The experience, negative inclusive, of Ukrainian cooperation with the above-mentioned two groups of states testifies that only an accurate taking into account of the strategies of our Asian partners can create a viable system of interactions with APR states that will ensure the national interests of Ukraine.

Worth noting is the lack of a dose of a healthy pragmatism on the part of Ukraine, which because of the high degree of political engagement of its foreign policy has not realized its considerable possibilities for economic cooperation with Asian countries during the past seven years. For it is in the East where Ukraine has completed its largest projects that are directed toward an active entry onto the world market with its high-technology products. Pakistan's purchase of a considerable number of modern Ukrainian tanks is a good example of this, as is the enticement of billion-dollar investments in Ukraine (AutoZAZ's joint-project with South Korea's DAEWOO Corporation). The above-mentioned facts visibly affirm that Ukraine is able to realize its export potential in the high technology area under the conditions of fulfilling its international obligations, and is also able to involve serious world investments, under advantageous terms, in the development of its economy.
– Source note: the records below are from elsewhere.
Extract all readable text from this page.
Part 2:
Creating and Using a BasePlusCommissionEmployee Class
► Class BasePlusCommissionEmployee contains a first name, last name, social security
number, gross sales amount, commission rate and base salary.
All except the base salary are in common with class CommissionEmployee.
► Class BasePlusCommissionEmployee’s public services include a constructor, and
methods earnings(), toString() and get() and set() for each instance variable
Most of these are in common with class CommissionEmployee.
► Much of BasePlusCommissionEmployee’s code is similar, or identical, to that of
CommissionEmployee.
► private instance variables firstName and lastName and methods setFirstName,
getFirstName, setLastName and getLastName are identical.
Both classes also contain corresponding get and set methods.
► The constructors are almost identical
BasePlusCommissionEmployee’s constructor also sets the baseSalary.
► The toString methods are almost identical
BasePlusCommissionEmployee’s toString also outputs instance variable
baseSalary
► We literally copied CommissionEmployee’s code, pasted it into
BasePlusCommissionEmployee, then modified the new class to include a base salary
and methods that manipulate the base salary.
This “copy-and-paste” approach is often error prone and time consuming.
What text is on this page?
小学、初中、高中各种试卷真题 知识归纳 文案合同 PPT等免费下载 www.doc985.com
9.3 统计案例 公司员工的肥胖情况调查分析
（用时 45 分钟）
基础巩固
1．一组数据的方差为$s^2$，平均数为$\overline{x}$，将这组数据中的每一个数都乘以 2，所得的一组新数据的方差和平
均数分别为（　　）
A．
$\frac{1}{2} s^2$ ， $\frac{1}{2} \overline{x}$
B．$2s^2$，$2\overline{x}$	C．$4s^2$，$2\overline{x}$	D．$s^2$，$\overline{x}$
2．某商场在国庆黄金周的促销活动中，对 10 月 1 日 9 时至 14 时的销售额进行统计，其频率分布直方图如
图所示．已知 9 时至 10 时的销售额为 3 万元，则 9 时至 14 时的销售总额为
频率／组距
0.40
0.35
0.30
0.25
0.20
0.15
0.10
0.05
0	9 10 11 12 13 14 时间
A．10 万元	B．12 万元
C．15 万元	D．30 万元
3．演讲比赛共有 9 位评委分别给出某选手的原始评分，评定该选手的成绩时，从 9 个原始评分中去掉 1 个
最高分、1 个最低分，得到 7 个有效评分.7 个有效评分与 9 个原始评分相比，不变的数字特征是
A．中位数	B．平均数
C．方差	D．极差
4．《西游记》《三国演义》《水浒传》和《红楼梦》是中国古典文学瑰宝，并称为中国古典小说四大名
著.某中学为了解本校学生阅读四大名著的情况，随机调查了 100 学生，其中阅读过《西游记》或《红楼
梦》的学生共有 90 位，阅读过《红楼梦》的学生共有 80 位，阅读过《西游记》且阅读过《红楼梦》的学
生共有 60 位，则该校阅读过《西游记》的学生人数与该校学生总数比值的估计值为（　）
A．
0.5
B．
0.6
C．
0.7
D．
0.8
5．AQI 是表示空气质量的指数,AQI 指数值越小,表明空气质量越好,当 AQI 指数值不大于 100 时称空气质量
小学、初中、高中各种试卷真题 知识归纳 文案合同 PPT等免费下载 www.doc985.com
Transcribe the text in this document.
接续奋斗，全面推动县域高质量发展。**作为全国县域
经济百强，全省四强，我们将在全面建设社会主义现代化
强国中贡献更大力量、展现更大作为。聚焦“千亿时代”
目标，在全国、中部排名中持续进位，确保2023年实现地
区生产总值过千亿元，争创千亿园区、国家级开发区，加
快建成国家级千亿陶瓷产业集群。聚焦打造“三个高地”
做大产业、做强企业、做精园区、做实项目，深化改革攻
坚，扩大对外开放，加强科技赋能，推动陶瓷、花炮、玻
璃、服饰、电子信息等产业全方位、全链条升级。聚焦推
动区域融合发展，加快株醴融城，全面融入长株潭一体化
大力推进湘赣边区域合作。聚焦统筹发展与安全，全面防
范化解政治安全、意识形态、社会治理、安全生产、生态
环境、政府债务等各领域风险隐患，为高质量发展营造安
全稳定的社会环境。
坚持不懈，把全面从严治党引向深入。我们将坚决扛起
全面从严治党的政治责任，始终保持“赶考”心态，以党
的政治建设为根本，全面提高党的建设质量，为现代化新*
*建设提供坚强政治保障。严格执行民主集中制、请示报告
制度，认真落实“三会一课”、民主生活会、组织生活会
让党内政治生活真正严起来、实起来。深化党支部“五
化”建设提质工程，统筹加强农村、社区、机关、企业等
The most important distinction in Ukraine's economic cooperation with APR states is that this cooperation is not subject to any political doctrine and is not pre-conditioned by political caution from the side of foreign partners. This permits the principles of Ukrainian foreign policy to be guided only by economic factors, which also corresponds to the interests of Ukraine.

Unfortunately, the level of economic interaction between Ukraine and China, whose potential is the greatest, is low. The PRC was and remains, on one hand, the most influential Asian state. On the other hand, it is a permanent member of the Security Council of the UN, a friendly country, with which Ukraine has come to a full mutual understanding on the interstate level and with which it maintains an active political dialog. The visit of Ukrainian Prime-Minister V. P. Pustovoitenko to the PRC in December, 1997 once again underlined the broad opportunities for Ukrainian-Chinese cooperation in the economic, scientific and engineering sectors. Nevertheless, the process of the actualization of agreements is moving too slowly, due to an absence of effective mechanisms of cooperation on behalf of involved Ukrainian ministries and departments. At the same time China insistently expresses its interest and will to cooperate.

Ukraine should thoroughly support and expand its economic (including military-economic) and political presence in these regions, actively capturing " new economic niches".